Los que educamos nuestra conciencia cívica consumiendo medios de comunicación de masas, equiparábamos opinión pública con opinión masiva. La opinión pública, aquello de lo que se hablaba en los medios, era lo que todos hablaban. Si eras de izquierdas, mirabas la realidad a través de las gafas de un diario progresista. Si te inclinabas por las derechas -o te definías de centro moderado, que el nombre ya sabemos que no acababa de hacer la cosa- optabas por otros. Pero la realidad, los principales elementos de la realidad, eran compartidos. Es decir, el star system era el mismo -donde unos eran buenos, en el otro lado eran malos-, los temas de conversación eran los mismos, y la actualidad seguía una agenda básicamente similar. Esto permitía que cualquier hecho masivamente comentado, y cualquier idea que quisiera llegar a grandes públicos, fuera sistemáticamente sometido al escrutinio de audiencias diversas. Volverse público era, en definitiva, una manera de volverse un poco de todos, de tener una legitimidad.

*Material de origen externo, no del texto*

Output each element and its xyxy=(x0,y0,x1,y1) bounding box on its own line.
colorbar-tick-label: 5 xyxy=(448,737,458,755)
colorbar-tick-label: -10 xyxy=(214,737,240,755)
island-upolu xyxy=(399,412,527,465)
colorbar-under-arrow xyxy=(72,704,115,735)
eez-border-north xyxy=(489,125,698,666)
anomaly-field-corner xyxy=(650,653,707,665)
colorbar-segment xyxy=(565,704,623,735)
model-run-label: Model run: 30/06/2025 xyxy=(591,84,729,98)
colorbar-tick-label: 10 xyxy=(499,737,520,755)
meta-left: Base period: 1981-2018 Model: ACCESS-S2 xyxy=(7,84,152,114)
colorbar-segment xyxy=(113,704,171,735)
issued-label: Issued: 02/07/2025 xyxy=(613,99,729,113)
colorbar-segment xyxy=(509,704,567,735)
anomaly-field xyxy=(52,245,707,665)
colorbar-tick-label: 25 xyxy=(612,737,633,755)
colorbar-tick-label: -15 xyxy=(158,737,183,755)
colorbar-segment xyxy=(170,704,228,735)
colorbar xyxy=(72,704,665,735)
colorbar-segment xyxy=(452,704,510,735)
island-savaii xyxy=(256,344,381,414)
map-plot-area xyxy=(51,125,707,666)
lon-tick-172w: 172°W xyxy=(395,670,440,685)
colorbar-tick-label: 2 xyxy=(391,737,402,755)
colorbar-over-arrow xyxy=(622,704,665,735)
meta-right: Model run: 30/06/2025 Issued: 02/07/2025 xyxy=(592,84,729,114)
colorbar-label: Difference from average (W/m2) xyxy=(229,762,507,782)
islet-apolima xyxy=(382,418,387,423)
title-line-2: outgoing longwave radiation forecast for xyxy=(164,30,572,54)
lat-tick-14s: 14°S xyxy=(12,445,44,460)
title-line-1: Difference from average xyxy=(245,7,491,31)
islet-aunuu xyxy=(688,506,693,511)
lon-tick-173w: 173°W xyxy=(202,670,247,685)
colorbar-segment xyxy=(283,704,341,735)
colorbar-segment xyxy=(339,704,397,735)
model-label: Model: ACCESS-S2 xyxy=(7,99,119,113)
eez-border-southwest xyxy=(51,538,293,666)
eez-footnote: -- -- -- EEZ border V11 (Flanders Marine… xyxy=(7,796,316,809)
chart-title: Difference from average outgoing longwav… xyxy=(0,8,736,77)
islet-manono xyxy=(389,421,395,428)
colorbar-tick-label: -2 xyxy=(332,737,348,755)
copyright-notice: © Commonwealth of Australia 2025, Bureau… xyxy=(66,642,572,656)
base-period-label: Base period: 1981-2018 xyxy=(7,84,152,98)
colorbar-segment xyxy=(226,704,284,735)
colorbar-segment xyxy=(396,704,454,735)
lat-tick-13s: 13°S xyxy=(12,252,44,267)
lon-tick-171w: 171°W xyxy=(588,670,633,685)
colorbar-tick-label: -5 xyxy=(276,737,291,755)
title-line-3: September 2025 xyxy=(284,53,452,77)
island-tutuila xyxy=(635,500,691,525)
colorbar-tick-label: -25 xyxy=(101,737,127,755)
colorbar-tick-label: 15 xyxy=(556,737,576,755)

"Volverse público era, en definitiva, una manera de volverse un poco de todos, de tener una legitimidad"

La opinión pública era pública en el sentido de que era de todos: salir a la opinión pública implicaba la capacidad de poder dar respuesta a todos, porque era a todos a quien pertenecía ese espacio. Y desde el punto de vista de la salud democrática, era muy importante que la opinión pública no fuera adulterada ni por el gobierno de turno, ni por los poderes económicos, ni por ningún otro interés particular. Y la tensión por preservarla saludable era una constante que indicaba -entre otros factores- la conciencia cívica de los ciudadanos. Eso, ahora, ya no es así.

El consumo de información a través de algoritmos -sea el de posicionamiento de Google o sean los de recomendación de cualquier red social o YouTube- ha alterado de forma dramática el patrón de construcción de la imagen de la realidad en la ciudadanía: ahora opinión pública no es necesariamente igual a opinión masiva. Aún más, ahora cualquier opinión privada -por más disparatada que parezca- puede volverse opinión masiva sin necesidad de hacer ese esfuerzo que todos exigíamos a quien quisiera tener un altavoz. Basta con que "funcione". El algoritmo permite acumulaciones de audiencias que piensan exactamente lo mismo, y que se forman políticamente en la ficción de que su opinión masiva -la que le aparece todo el día en virtud de su consumo monocultivo en redes- es efectivamente la opinión pública: la imagen de la realidad. Y cuando cada opinión privada se disfraza de descripción de lo real, de realidad, de la definición de lo que está pasando, se segmenta la población no según ideas, sino según mundos paralelos. Cada uno en un mundo a su medida. Con una UX perfecta, pero completamente sesgada.

"El consumo de información a través de algoritmos ha alterado de forma dramática el patrón de construcción de la imagen de la realidad en la ciudadanía"

Compiten diversas opiniones masivas en mundos paralelos, es decir privadas, y como un mensaje ya puede obtener la masa sin pasar por un terreno genuinamente de todos, ¿qué sentido le ven los políticos a tener un mensaje fiscalizable por todos?

Y lamentablemente, la combinación de los dos elementos -la antipolítica y la privatización de la imagen de la realidad- emulsionan en una tercera lacra, que erosiona los fundamentos de la vida en sociedad: la indiferencia respecto al bien común.